R. David Lankes looks at ways that e-readers could be reinventing books and reading at School Library Journal.
This post on some of the REALLY COOL and innovative ways that libraries are being used in Helsinki makes me want to move there. RIGHT NOW. So many things about this make me excited: libraries as content generators! Patron-driven programming! Citizen Media Computers! (Hat tip to Tame the Web.)
This is a gallery called “Hot Guys Reading Books.” I have nothing to add.
A good conversation happening in the comments of this KidLit.com post on swearing in YA fiction. (My opinion: would the character say it? Then it should be there.)
Neesha Meminger’s post on bullying is wonderful. I especially appreciated her thoughts on what gatekeepers can do to empower kids who are “easy targets.” If you haven’t read this one yet, I highly suggest giving it some of your time.
The Book Smugglers gathered some poll data and dug deep into the way we relate to book covers, and how they can influence our purchasing and enjoyment of the books we read. They ask some genuinely interesting questions.
Scott Westerfeld shares one of the best tidbits he found while conducting his book research, and it’s about the legalization of pants on ladies. Sadly, there’s a current tie-in to actions in schools.

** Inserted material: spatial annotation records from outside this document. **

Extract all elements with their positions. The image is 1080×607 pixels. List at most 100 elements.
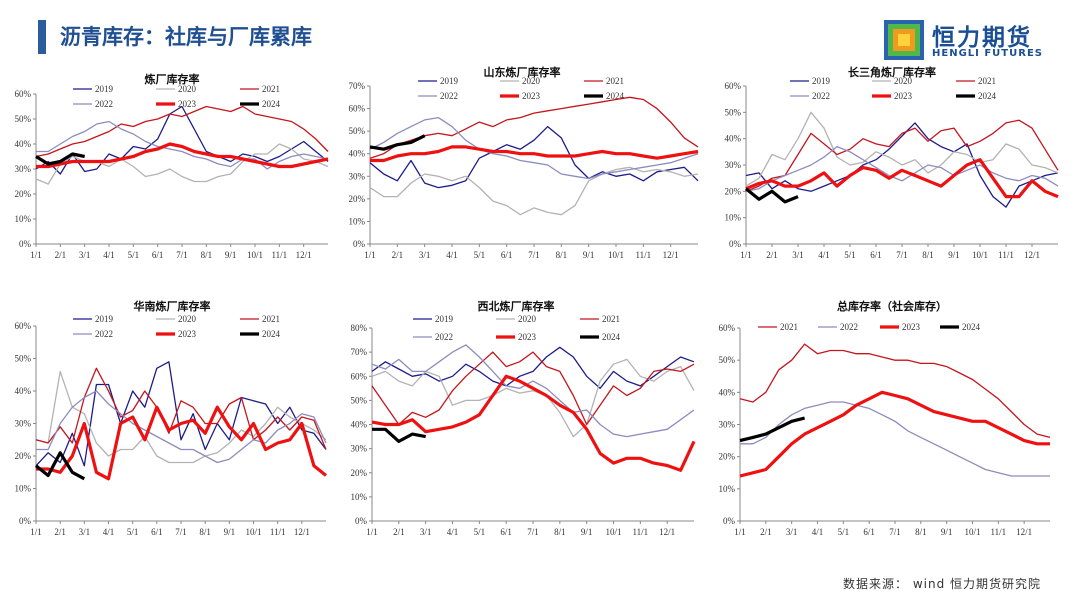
- y-tick-label: 40%: [351, 420, 368, 430]
- y-tick-label: 50%: [15, 354, 32, 364]
- chart-title: 山东炼厂库存率: [484, 65, 561, 79]
- x-tick-label: 8/1: [199, 527, 211, 537]
- y-tick-label: 40%: [719, 387, 736, 397]
- chart-yangtze-delta-inventory: 0% 10% 20% 30% 40% 50% 60% 1/1 2/1 3/1 4/1 5/1 6/1 7/…: [725, 65, 1059, 260]
- chart-refinery-inventory: 0% 10% 20% 30% 40% 50% 60% 1/1 2/1 3/1 4/1 5/1 6/1 7/…: [15, 72, 329, 260]
- x-tick-label: 12/1: [296, 250, 312, 260]
- x-tick-label: 11/1: [632, 527, 648, 537]
- legend-label: 2022: [95, 99, 113, 109]
- series-line-2021: [739, 343, 1051, 439]
- y-tick-label: 20%: [349, 194, 366, 204]
- legend-item: 2024: [240, 329, 281, 339]
- chart-northwest-inventory: 0% 10% 20% 30% 40% 50% 60% 70% 80% 1/1 2/1 3/1 4/1 5/…: [351, 299, 696, 537]
- y-tick-label: 30%: [351, 444, 368, 454]
- legend-label: 2020: [178, 84, 197, 94]
- legend-item: 2020: [496, 314, 537, 324]
- y-tick-label: 30%: [725, 160, 742, 170]
- y-tick-label: 60%: [351, 371, 368, 381]
- legend-item: 2021: [584, 76, 624, 86]
- x-tick-label: 6/1: [500, 527, 512, 537]
- x-tick-label: 9/1: [581, 527, 593, 537]
- legend-item: 2022: [818, 322, 858, 332]
- series-line-2019: [745, 122, 1059, 208]
- series-line-2023: [36, 405, 328, 481]
- x-tick-label: 3/1: [792, 250, 804, 260]
- x-tick-label: 8/1: [201, 250, 213, 260]
- chart-south-china-inventory: 0% 10% 20% 30% 40% 50% 60% 1/1 2/1 3/1 4/1 5/1 6/1 7/…: [15, 299, 328, 537]
- company-logo: 恒力期货 HENGLI FUTURES: [884, 18, 1056, 66]
- legend-label: 2019: [812, 76, 831, 86]
- legend-item: 2021: [580, 314, 620, 324]
- chart-title: 华南炼厂库存率: [134, 299, 211, 313]
- x-tick-label: 8/1: [915, 527, 927, 537]
- legend-item: 2021: [956, 76, 996, 86]
- y-tick-label: 60%: [719, 323, 736, 333]
- y-tick-label: 20%: [351, 468, 368, 478]
- x-tick-label: 12/1: [659, 527, 675, 537]
- legend-label: 2022: [812, 91, 830, 101]
- legend-label: 2023: [522, 91, 541, 101]
- x-tick-label: 7/1: [176, 250, 188, 260]
- x-tick-label: 7/1: [527, 527, 539, 537]
- series-line-2023: [739, 390, 1050, 478]
- y-tick-label: 20%: [15, 451, 32, 461]
- legend-item: 2023: [872, 91, 913, 101]
- y-tick-label: 30%: [15, 419, 32, 429]
- legend-label: 2023: [894, 91, 913, 101]
- legend-label: 2023: [178, 329, 197, 339]
- x-tick-label: 4/1: [446, 250, 458, 260]
- y-tick-label: 50%: [15, 114, 32, 124]
- x-tick-label: 3/1: [420, 527, 432, 537]
- series-line-2019: [35, 105, 329, 175]
- series-line-2023: [745, 158, 1059, 199]
- y-tick-label: 10%: [15, 484, 32, 494]
- x-tick-label: 2/1: [54, 527, 66, 537]
- legend-item: 2020: [872, 76, 913, 86]
- legend-item: 2024: [940, 322, 981, 332]
- y-tick-label: 10%: [351, 492, 368, 502]
- x-tick-label: 4/1: [103, 250, 115, 260]
- y-tick-label: 0%: [19, 516, 32, 526]
- x-tick-label: 11/1: [635, 250, 651, 260]
- hengli-logo-icon: [884, 20, 924, 60]
- series-line-2019: [35, 361, 327, 467]
- legend-item: 2024: [580, 332, 621, 342]
- x-tick-label: 8/1: [554, 527, 566, 537]
- y-tick-label: 50%: [725, 107, 742, 117]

At this point I’m pretty sure that I’m just linking to every single thing Shannon Hale has ever said on the internet. But she keeps saying such worthwhile things! This time it’s about book banning and how books can start important conversations.
Over at The Rejectionist, Zetta Elliot takes a closer look at the myth of meritocracy in the publishing industry by re-imagining Peggy McIntosh’s classic article on white privilege. She also points out the UK Publishing Equalities Charter and the need for something similar in the US.
Maggie Stiefvater, who has written some pretty awful YA parents in her day, weighs in on the “oh-no-there-are-no-good-mommies-and-daddies-in-YA” debate.
When Paolo Bacigalupi found a “distinct lack of ass-kicking” in books for young people, he up and wrote Shipbreaker with “knife-fights and sea battles and the bio-engineered warbeasts called half-men that are a lethal mix of tiger and dog and hyena and human.” While I don’t know that I agree with him on the lack of kickassery, I can definitely say that his book kicks a lot of it. Also liked his comments on the difference in tone between writing for YA and adults. Good interview. (Hat tip to Chasing Ray)
Just in case there is someone out there who hasn’t seen the Bronte Sisters Doll video that has been turning up all over my RSS reader lately – Go! Watch! (Hat tip to lots of people, but first time I saw it was courtesy of Chris Ashworth)
BEA! Woohoo! If you see somebody wandering around with purple hair, there’s a pretty good bet that it’s me – stop me and say hi!